Why this matters for mobile developers

The NPU in modern devices Snapdragon 8 Elite, Exynos 2400, Apple’s Neural Engine is purpose-built for AI inference. But most apps never touch it, because the tooling to target it is genuinely hard.

Melange makes the NPU accessible to any developer, not just ML engineers with hardware-optimization experience. You bring the model. Melange handles the hardware.

If you’re building anything with vision, speech, text, or any AI feature and you want it fast, private, and server-free it’s worth an afternoon to try.

Resources

Summary

The problem: Training an AI model is easy. Getting it to run fast on real phones — across Snapdragon, Exynos, Tensor, and Apple chips — takes weeks of manual quantization and hardware-specific tuning.

The solution: Melange (by ZETIC, ex-Qualcomm engineers) is a deployment platform. You upload your model, it auto-optimizes for every NPU, and hands you a ready-to-use SDK.

The workflow — 3 steps:

  1. Upload your model (.onnx or .pt2) to the Melange dashboard
  2. Benchmark it automatically across 200+ real devices
  3. Deploy with ~3 lines of SDK code

Real proof: At LA Hacks 2026, the SPECTRA team took a custom PyTorch depth-estimation model from “too slow for phones” to 26x faster on NPU — in just 16 minutes.

Platform support:

  • Android (Kotlin/Java) & iOS (Swift) — production-ready, full code in this guide
  • Flutter & React Native — official LLM starter templates available

The integration pattern is the same everywhere: load model → prepare inputs → run.

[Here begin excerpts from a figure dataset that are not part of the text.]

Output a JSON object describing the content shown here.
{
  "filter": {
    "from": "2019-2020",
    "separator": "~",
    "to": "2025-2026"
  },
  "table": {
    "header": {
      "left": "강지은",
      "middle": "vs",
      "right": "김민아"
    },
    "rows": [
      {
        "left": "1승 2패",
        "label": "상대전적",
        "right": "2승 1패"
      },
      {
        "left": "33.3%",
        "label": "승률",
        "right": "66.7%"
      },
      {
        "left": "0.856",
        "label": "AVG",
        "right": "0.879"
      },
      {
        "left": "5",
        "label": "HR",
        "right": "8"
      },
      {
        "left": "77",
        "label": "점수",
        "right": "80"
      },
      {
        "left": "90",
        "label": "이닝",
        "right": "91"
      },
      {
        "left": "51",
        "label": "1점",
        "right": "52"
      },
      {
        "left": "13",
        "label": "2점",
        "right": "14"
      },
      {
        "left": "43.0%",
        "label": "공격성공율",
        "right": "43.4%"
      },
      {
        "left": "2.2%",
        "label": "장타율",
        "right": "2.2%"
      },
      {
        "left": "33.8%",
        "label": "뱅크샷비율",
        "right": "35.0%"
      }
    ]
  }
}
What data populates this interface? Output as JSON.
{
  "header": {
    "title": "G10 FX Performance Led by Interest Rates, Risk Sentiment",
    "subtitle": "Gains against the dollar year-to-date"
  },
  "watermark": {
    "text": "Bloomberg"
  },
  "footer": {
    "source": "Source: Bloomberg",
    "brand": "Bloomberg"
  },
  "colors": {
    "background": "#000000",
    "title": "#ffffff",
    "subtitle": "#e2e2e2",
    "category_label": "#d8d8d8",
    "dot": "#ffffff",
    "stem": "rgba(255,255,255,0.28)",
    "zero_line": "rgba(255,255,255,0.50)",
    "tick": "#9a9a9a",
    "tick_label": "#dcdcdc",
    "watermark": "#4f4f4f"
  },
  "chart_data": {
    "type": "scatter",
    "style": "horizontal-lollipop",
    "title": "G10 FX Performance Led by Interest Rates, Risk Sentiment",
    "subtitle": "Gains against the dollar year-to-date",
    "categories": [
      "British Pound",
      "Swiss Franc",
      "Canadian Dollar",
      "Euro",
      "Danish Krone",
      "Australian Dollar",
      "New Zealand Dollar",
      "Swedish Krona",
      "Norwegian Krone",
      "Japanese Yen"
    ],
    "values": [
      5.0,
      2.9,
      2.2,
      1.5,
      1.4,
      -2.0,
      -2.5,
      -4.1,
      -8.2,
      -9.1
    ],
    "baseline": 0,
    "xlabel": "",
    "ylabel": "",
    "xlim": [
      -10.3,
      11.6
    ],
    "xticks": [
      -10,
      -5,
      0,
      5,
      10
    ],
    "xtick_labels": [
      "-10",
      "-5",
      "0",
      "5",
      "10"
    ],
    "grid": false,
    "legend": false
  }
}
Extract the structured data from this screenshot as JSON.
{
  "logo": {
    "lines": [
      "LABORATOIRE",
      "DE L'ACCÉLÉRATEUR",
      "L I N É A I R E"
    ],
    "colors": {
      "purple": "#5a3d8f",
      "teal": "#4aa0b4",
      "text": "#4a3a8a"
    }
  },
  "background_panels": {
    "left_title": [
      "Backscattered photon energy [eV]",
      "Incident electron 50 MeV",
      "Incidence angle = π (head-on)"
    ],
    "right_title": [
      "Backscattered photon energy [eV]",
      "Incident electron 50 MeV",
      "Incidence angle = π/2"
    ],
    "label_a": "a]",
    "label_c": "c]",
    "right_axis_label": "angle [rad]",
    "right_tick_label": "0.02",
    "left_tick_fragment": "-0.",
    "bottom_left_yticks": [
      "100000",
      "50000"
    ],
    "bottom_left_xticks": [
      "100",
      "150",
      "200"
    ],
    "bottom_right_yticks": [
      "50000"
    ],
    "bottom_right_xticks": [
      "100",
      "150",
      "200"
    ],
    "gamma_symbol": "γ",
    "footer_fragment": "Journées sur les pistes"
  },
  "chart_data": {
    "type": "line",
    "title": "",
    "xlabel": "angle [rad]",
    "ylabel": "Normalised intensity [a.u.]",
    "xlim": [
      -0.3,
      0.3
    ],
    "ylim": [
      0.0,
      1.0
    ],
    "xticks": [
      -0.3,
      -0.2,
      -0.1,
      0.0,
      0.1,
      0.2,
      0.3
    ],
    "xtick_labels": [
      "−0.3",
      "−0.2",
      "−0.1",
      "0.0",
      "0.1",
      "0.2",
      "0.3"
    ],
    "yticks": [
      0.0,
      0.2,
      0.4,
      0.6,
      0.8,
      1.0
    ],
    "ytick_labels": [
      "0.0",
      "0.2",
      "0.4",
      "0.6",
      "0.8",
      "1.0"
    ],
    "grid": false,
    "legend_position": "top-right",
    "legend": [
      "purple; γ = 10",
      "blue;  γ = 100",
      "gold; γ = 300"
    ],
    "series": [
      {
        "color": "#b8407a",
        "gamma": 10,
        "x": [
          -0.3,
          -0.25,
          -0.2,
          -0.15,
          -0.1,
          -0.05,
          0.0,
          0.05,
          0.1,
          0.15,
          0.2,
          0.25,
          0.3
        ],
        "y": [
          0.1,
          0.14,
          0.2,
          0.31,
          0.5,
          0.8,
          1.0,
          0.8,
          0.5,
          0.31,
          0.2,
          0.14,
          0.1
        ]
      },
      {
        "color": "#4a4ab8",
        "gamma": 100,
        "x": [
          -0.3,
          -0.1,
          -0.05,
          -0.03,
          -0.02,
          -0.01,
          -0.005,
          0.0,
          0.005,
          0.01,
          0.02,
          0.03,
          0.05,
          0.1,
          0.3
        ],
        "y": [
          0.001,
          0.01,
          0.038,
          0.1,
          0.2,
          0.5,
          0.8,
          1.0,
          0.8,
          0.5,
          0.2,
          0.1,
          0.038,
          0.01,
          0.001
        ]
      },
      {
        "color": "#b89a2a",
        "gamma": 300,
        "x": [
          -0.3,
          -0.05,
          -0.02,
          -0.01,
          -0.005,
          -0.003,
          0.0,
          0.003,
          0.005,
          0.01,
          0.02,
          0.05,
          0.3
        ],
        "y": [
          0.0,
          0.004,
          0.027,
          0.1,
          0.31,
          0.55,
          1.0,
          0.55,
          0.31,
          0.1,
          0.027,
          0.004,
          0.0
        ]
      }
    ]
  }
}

Watch out for: test on real devices only (emulators have no NPU), match input tensor shapes exactly, load models off the UI thread, and don’t forget useLegacyPackaging (Android) / Accelerate.framework (iOS).

Bottom line: Melange isn’t a replacement for LiteRT — it’s the layer on top that removes the deployment pain, so you focus on building the app, not fighting the hardware.